A complexidade científica e ética em torno do uso de animais como modelo para o estudo de doenças é objeto de outra reportagem. Pesquisadores identificaram em macacos-prego idosos, que morreram naturalmente, lesões típicas de Alzheimer. Considerados um dos mais inteligentes das Américas, esses pequenos primatas podem ajudar nos estudos da evolução da doença e na busca por tratamentos da que é a forma mais frequente de demência em humanos. Nossa colaboradora Giselle Soares conta como pesquisadores dessa área frequentemente dependem, em suas investigações sobre o Alzheimer, de modelos nem sempre ideais, desde a cultura de células em laboratório, passando por vermes, moscas-das-frutas e roedores.

Esta edição traz dois perfis de pesquisadoras proeminentes que marcaram a ciência no Brasil. A economista Maria da Conceição Tavares, morta em 8 de junho aos 94 anos, foi original e instigante em sua produção intelectual e na sua persona pública. A também economista Maria Silvia Possas escreveu, em artigo biográfico na revista Estudos Avançados, publicado em 2001, que Tavares “tornou-se célebre não só pelo vigor de seu pensamento, mas também pela paixão com que defendia seus pontos de vista”.

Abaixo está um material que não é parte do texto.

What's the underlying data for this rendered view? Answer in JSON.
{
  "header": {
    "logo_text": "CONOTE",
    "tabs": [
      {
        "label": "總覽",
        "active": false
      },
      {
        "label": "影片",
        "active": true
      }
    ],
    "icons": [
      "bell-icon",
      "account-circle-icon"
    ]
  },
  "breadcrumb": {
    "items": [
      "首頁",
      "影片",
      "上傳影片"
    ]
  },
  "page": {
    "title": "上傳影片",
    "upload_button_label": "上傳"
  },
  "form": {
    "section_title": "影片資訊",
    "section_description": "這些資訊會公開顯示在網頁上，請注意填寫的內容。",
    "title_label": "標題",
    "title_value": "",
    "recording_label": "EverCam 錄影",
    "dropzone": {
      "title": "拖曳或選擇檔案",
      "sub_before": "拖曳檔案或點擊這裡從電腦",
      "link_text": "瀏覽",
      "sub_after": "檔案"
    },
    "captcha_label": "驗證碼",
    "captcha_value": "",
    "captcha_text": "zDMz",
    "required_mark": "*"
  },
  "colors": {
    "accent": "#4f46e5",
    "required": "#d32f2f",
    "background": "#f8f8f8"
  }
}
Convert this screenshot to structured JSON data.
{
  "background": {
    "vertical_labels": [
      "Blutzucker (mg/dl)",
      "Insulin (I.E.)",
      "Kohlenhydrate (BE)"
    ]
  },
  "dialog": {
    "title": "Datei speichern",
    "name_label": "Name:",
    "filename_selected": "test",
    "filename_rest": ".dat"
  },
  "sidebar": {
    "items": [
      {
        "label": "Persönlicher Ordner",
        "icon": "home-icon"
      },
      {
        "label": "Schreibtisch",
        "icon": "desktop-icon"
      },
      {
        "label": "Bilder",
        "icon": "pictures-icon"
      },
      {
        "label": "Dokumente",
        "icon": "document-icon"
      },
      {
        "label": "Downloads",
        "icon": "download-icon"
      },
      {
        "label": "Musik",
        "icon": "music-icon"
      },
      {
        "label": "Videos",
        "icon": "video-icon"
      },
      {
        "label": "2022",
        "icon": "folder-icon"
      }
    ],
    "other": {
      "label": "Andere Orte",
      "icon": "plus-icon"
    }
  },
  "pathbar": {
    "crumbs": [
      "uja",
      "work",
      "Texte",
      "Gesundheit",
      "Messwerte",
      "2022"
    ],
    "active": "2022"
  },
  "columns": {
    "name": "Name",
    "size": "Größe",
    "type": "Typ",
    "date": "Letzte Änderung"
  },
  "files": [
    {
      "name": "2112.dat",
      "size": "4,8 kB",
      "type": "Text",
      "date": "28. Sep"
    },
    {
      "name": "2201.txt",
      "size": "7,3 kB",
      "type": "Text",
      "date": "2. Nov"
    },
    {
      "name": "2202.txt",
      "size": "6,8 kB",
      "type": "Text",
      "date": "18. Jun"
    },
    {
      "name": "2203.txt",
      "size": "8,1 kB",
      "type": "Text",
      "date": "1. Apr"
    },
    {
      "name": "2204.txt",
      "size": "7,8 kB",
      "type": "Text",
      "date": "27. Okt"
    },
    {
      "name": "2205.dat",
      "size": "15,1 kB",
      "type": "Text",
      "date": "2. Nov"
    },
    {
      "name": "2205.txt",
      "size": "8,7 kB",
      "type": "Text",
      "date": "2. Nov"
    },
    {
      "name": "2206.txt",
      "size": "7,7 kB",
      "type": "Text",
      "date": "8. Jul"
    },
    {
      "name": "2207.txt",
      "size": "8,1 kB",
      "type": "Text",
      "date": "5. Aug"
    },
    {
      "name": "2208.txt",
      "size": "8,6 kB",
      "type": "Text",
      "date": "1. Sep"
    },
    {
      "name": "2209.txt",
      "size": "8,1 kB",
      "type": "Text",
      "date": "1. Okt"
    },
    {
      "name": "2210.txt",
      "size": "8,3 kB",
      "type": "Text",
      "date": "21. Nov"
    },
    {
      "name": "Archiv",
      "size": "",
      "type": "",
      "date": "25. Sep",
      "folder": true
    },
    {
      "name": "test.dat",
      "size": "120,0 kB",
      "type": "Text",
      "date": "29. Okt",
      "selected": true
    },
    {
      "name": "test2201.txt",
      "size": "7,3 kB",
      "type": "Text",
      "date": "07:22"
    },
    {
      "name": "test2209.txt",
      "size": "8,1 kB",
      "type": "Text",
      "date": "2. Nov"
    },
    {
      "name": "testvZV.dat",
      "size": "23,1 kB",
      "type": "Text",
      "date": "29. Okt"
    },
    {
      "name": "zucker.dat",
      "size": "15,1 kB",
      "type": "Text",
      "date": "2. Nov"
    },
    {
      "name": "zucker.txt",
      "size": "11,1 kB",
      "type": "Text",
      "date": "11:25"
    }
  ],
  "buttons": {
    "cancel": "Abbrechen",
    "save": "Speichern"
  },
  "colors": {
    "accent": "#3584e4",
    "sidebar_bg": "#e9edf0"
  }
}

Seis anos mais velha, a psicóloga Carolina Bori, que teria completado 100 anos em janeiro, em 1987 se tornou a primeira mulher a presidir a Sociedade Brasileira para o Progresso da Ciência – quase 40 anos após sua fundação, em 1948. Atuante na comunidade científica, criou uma comissão que preparou a “Proposta da SBPC para a Constituinte”. Dela resultou o artigo 218 sobre ciência e tecnologia na Constituição de 1988, o primeiro em uma Carta Magna brasileira. Foi figura central na institucionalização do ensino e dos estudos de psicologia no país.